Family - Ties of Blood
Tonight I enjoyed the rare opportunity to watch a Bollywood movie in Berlin,
almost at the same time the movie is released in India. We usually only get a
hand full of Indian movies every year, to very small cinemas, and about one to
two years after they ran in India.
I personally enjoyed the film quite a lot, even though the critics in India
seem to be disappointed by it. But well, what do I care about those critics ;)
One advantage of watching Bollywood movies in Germany is that you don't need a
ticket reservation, since very few people are interested in those movies
anyway. Second, you can actually enjoy a film without some 20 to 30something
minutes of advertisements and anti-screener propaganda.
First GPLv3 draft
As almost every reader of this journal will know, the first GPLv3 draft has been published, and
everyone is invited to comment on it.
I obviously already left some comments, though I still want to write up a
somewhat larger article on my thoughts on it. This journal entry is not that article ;)
In general, I'm quite relieved. I had somewhat mixed expectations - but
almost everything looks quite fine, and there are hardly any issues. I obviously
like the DRM countermeasures.
From a gpl enforcement point of view, it is very good to see that the "complete
corresponding source code" has been specified in more detail. This should save
us from the hassle of ever again starting the discussion (nit-picking) on
whether "scripts to control compilation and installation" (GPLv2) really only
means scripts, or whether it also covers other methods controlling compilation and
installation.
What is a real problem, and I hope this can still be resolved, is the new "60
days" grace period that was introduced. With GPLv2, the right to distribute
the software was automatically revoked in the case non-conformant distribution
has happened. In the v3 draft, there is a grace period where the rights _may_
be terminated, and only 60 days after being notified by one of the copyright
holders.
The intention of it is to take care of "inadvertent violation". As harmless
and reasonable as this sounds, this change has the potential to render most of
the current enforcement success of gpl-violations.org impossible in the future.

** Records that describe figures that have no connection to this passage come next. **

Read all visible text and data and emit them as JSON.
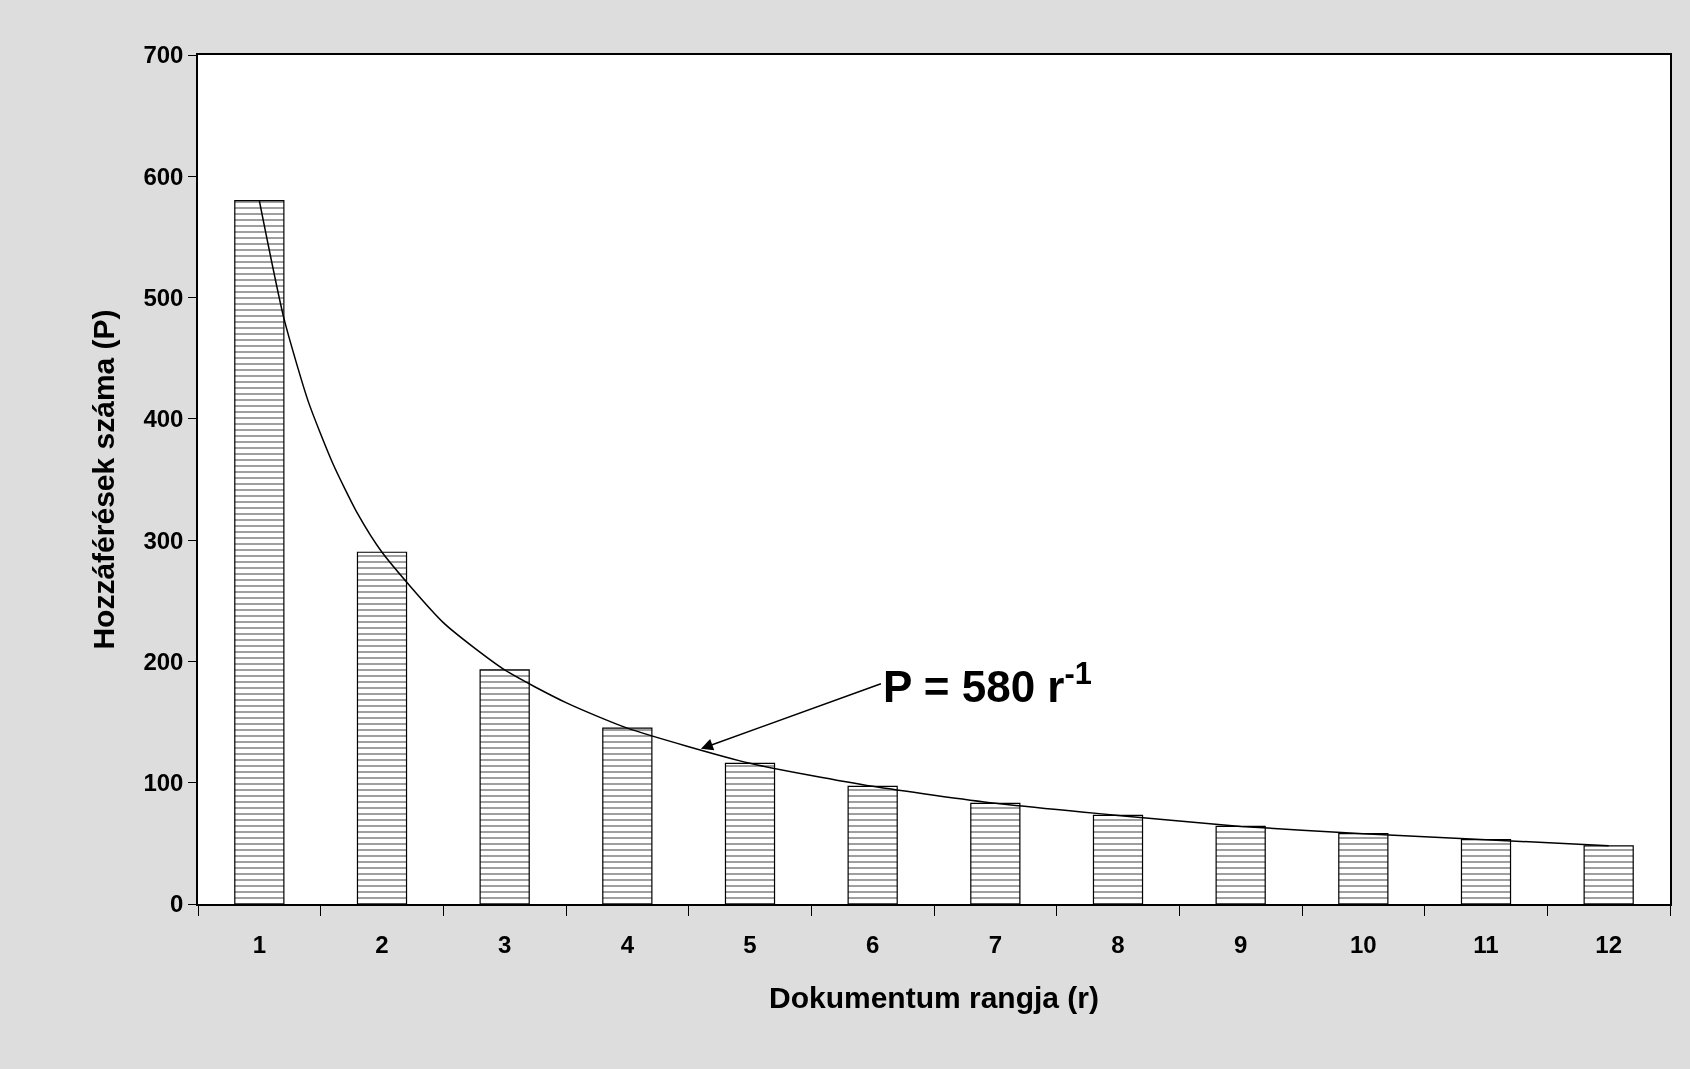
{
  "chart_data": {
    "type": "bar",
    "xlabel": "Dokumentum rangja (r)",
    "ylabel": "Hozzáférések száma (P)",
    "x": [
      1,
      2,
      3,
      4,
      5,
      6,
      7,
      8,
      9,
      10,
      11,
      12
    ],
    "series": [
      {
        "color": "#000000",
        "values": [
          580,
          290,
          193,
          145,
          116,
          97,
          83,
          73,
          64,
          58,
          53,
          48
        ]
      },
      {
        "type": "line",
        "color": "#000000",
        "x": [
          1,
          1.2,
          1.4,
          1.6,
          1.8,
          2,
          2.5,
          3,
          3.5,
          4,
          5,
          6,
          7,
          8,
          9,
          10,
          11,
          12
        ],
        "values": [
          580,
          483,
          414,
          363,
          322,
          290,
          232,
          193,
          166,
          145,
          116,
          97,
          83,
          73,
          64,
          58,
          53,
          48
        ],
        "marker": "none",
        "line_style": "solid"
      }
    ],
    "xlim": [
      0.5,
      12.5
    ],
    "xticks": [
      1,
      2,
      3,
      4,
      5,
      6,
      7,
      8,
      9,
      10,
      11,
      12
    ],
    "ylim": [
      0,
      700
    ],
    "yticks": [
      0,
      100,
      200,
      300,
      400,
      500,
      600,
      700
    ],
    "annotations": [
      {
        "text": "P = 580 r$^{-1}$",
        "x": 4.6,
        "y": 128
      }
    ]
  }
}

From all the 60+ cases that we've enforced, I cannot tell you one case where
the defendant would not claim that the violation was inadvertent. So in
reality, inadvertent basically means "we didn't care". However, the whole
point of the gpl enforcement exercise is to raise awareness and make them care
before it is too late.
The 60 days grace period is not acceptable. On the one hand, we (in Germany)

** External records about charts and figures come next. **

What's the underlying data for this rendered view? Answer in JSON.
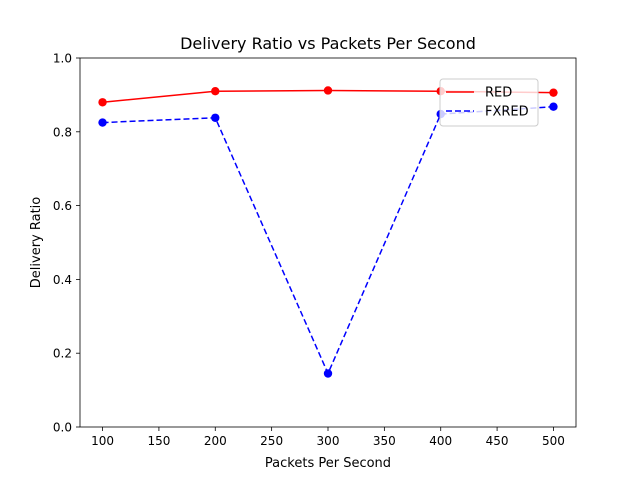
{
  "chart_data": {
    "type": "line",
    "title": "Delivery Ratio vs Packets Per Second",
    "xlabel": "Packets Per Second",
    "ylabel": "Delivery Ratio",
    "x": [
      100,
      200,
      300,
      400,
      500
    ],
    "xlim": [
      80,
      520
    ],
    "ylim": [
      0.0,
      1.0
    ],
    "x_ticks": [
      100,
      150,
      200,
      250,
      300,
      350,
      400,
      450,
      500
    ],
    "y_ticks": [
      0.0,
      0.2,
      0.4,
      0.6,
      0.8,
      1.0
    ],
    "y_tick_labels": [
      "0.0",
      "0.2",
      "0.4",
      "0.6",
      "0.8",
      "1.0"
    ],
    "grid": false,
    "legend_position": "upper-right",
    "series": [
      {
        "name": "RED",
        "values": [
          0.88,
          0.91,
          0.912,
          0.91,
          0.906
        ],
        "color": "#ff0000",
        "style": "solid",
        "marker": "circle"
      },
      {
        "name": "FXRED",
        "values": [
          0.825,
          0.838,
          0.145,
          0.848,
          0.868
        ],
        "color": "#0000ff",
        "style": "dashed",
        "marker": "circle"
      }
    ]
  }
}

basically loose the ability to apply for preliminary injunctions. PI's are
only granted in case of urgency, which translates (depending on the court) to
something like 30 days. So if I know for more than 30 days that somebody is
infringing on my copyright (and don't get the matter resolved with him in that
period of time), then I can't consider this matter as urgent.
The 60 days grace period is also not acceptable, because it would basically
reduce the motivation to comply with the license in the first place. So for
EvilCorp Inc. it is perfectly possible to design a product using GPL licensed
software, not comply with the license, ship the product, wait for a copyright
holder to send a notice, make sure that I ship all the remaining in-stock
products that do not contain a written offer, GPL text and/or source code in
the 60 remaining days, and then start behaving GPL compliant. If such behaviour has
no consequences at all, why would anyone behave different in the first place?
iptables-1.4 branch opened
Since we now have the x_tables kernel side code in the upcoming 2.6.16 series,
I'm working on getting iptables-1.4.x done to actually take advantage of
the new kernel's abilities.
The main reason why people are interested in this, is to get matches like
'state' and 'conntrack' working for IPv6. Even though 2.6.15 has nf_conntrack
and thus state tracking for IPv6, you cannot really use it from ip6tables yet.
The same goes for all native x_tables matches and targets. However, I think
we'll also release a new version of iptables-1.3.x just with 'state' and
'conntrack' support, since it gives a more stable foundation for production
users than a completely new 1.4.x branch with hundreds of kilobytes of patches.